The first derivative of a function measures the rate at which the function's value changes as the input changes. It's like asking, 'How fast is this changing?' For the function given in the exercise, \( g(s) = 2s^4 - 4s^3 + 7s - 1 \), we want to find \( g'(s) \). To do this, we use calculus differentiation rules, specifically the power rule.
The power rule states that if you have a term in the form of \( ax^n \), its derivative is \( anx^{n-1} \). Let's apply this to each term of the function:

• For \( 2s^4 \): The derivative is \( 4 \times 2s^{4-1} = 8s^3 \).
• For \( -4s^3 \): The derivative is \( 3 \times -4s^{3-1} = -12s^2 \).
• For \( 7s \): The derivative is simply 7.
• For the constant term \( -1 \): The derivative is 0 since constants do not change.

Combining these, we have the first derivative: \( g'(s) = 8s^3 - 12s^2 + 7 \).

The second derivative gives us information about the curvature of the function or how the rate of change itself is changing. For instance, it can tell us about the concavity and inflection points of the function. To find the second derivative of the given function, we take the derivative of the first derivative we found earlier \( g'(s) = 8s^3 - 12s^2 + 7 \).
Using the power rule again:

• For \( 8s^3 \): The derivative is \( 3 \times 8s^{3-1} = 24s^2 \).
• For \( -12s^2 \): The derivative is \( 2 \times -12s^{2-1} = -24s \).
• For the constant term 7: The derivative is 0.

Combining these terms, we find the second derivative: \( g''(s) = 24s^2 - 24s \).

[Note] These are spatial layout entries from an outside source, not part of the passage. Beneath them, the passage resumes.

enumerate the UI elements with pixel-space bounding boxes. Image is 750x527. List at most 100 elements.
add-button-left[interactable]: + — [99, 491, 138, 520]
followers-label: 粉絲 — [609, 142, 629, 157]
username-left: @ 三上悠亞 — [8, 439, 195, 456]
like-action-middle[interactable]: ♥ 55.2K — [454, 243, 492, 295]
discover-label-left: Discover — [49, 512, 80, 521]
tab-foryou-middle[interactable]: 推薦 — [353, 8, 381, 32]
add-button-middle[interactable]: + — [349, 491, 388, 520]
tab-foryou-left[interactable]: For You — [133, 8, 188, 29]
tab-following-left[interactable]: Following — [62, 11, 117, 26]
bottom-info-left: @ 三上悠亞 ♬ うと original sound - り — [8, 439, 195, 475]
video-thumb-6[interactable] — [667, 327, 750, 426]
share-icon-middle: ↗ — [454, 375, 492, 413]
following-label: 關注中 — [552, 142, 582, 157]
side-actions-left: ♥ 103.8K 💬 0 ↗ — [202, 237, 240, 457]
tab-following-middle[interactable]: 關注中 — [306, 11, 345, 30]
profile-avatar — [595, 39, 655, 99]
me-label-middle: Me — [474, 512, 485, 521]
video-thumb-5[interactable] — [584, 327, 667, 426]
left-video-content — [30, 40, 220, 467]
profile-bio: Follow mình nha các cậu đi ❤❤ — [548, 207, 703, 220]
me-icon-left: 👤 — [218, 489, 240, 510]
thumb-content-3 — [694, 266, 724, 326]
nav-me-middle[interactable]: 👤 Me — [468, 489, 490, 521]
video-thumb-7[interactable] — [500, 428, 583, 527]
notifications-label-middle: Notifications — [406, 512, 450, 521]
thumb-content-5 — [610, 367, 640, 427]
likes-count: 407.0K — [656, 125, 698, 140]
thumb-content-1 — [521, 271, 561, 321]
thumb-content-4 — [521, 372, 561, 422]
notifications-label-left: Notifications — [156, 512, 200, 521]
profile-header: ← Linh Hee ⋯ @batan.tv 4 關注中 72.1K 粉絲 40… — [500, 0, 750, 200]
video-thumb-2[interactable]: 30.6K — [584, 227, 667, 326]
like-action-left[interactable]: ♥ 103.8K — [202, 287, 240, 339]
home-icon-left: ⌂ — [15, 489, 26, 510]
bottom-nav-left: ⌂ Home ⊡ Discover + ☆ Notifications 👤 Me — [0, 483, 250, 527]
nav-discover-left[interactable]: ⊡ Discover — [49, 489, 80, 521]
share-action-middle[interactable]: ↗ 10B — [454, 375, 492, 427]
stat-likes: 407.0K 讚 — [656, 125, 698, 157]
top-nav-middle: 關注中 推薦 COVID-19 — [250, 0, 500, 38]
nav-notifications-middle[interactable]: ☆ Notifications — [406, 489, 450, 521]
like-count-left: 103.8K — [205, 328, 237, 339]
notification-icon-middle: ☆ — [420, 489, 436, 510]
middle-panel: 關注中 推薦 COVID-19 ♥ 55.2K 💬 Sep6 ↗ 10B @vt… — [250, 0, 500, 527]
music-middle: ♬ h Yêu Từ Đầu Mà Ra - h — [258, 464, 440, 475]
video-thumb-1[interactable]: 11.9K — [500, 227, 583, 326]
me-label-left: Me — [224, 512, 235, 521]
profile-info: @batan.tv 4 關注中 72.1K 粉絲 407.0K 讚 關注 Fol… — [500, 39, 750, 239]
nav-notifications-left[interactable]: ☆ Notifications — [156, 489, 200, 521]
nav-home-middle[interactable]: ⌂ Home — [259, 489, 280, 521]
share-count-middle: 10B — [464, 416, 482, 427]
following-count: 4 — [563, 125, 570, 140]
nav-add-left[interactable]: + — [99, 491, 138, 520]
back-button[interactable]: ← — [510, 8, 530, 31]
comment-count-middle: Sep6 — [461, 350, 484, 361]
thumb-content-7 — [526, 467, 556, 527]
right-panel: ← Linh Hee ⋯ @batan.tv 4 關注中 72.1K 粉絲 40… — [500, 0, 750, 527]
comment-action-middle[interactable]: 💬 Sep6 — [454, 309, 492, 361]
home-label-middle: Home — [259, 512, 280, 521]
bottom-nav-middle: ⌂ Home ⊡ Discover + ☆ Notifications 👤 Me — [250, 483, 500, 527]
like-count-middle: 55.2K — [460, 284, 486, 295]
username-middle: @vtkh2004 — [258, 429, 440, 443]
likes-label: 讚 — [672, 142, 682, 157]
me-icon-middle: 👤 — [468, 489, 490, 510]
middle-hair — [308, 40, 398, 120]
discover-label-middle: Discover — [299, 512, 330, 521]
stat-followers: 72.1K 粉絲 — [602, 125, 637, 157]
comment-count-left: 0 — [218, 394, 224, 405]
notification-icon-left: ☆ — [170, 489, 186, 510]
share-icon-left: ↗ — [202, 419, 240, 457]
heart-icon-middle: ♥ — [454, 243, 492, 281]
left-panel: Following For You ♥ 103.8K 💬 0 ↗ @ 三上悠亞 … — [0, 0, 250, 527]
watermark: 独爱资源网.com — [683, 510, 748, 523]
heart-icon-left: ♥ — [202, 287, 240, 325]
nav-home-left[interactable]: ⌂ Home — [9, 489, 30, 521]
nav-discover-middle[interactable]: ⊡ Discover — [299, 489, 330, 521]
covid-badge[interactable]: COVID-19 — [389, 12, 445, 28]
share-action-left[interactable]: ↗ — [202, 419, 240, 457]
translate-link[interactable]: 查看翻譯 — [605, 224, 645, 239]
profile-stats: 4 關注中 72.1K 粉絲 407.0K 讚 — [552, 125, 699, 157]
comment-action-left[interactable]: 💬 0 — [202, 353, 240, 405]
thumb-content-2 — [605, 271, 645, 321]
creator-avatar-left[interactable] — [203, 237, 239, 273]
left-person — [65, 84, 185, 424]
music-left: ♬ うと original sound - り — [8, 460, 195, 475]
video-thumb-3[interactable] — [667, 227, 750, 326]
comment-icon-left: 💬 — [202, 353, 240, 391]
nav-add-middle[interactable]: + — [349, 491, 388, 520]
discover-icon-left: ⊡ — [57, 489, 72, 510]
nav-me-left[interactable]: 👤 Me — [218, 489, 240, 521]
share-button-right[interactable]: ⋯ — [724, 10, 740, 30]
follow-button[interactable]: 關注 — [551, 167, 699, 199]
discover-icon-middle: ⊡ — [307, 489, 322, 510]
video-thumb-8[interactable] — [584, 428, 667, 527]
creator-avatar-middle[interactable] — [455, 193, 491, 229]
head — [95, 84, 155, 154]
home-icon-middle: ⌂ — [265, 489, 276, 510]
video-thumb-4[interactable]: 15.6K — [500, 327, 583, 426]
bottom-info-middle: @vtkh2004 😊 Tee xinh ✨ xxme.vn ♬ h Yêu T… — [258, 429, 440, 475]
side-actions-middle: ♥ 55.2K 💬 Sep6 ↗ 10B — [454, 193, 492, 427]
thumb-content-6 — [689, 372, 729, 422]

The power rule is one of the simplest yet most useful rules in differentiation. If you have a term in the form \( ax^n \), the derivative is calculated as \( anx^{n-1} \). This rule applies to any power function, making it crucial for differentiating polynomial expressions.
Here's a step-by-step guide on how to apply the power rule:

• Identify the coefficient \( a \) and the exponent \( n \) from the term.
• Multiply the coefficient \( a \) by the exponent \( n \) to get the new coefficient.
• Subtract one from the exponent \( n \) to get the new exponent.

Here's an example using the term \( 2s^4 \) from our function \( g(s) \):

• Identify \( a = 2 \text{ and } n = 4 \).
• Multiply: \( 4 \times 2 = 8 \).
• Subtract one from the exponent: \( 4 - 1 = 3 \).
• So the derivative of \( 2s^4 \) is \( 8s^3 \).

This process is applied to each term in a function to find its derivative.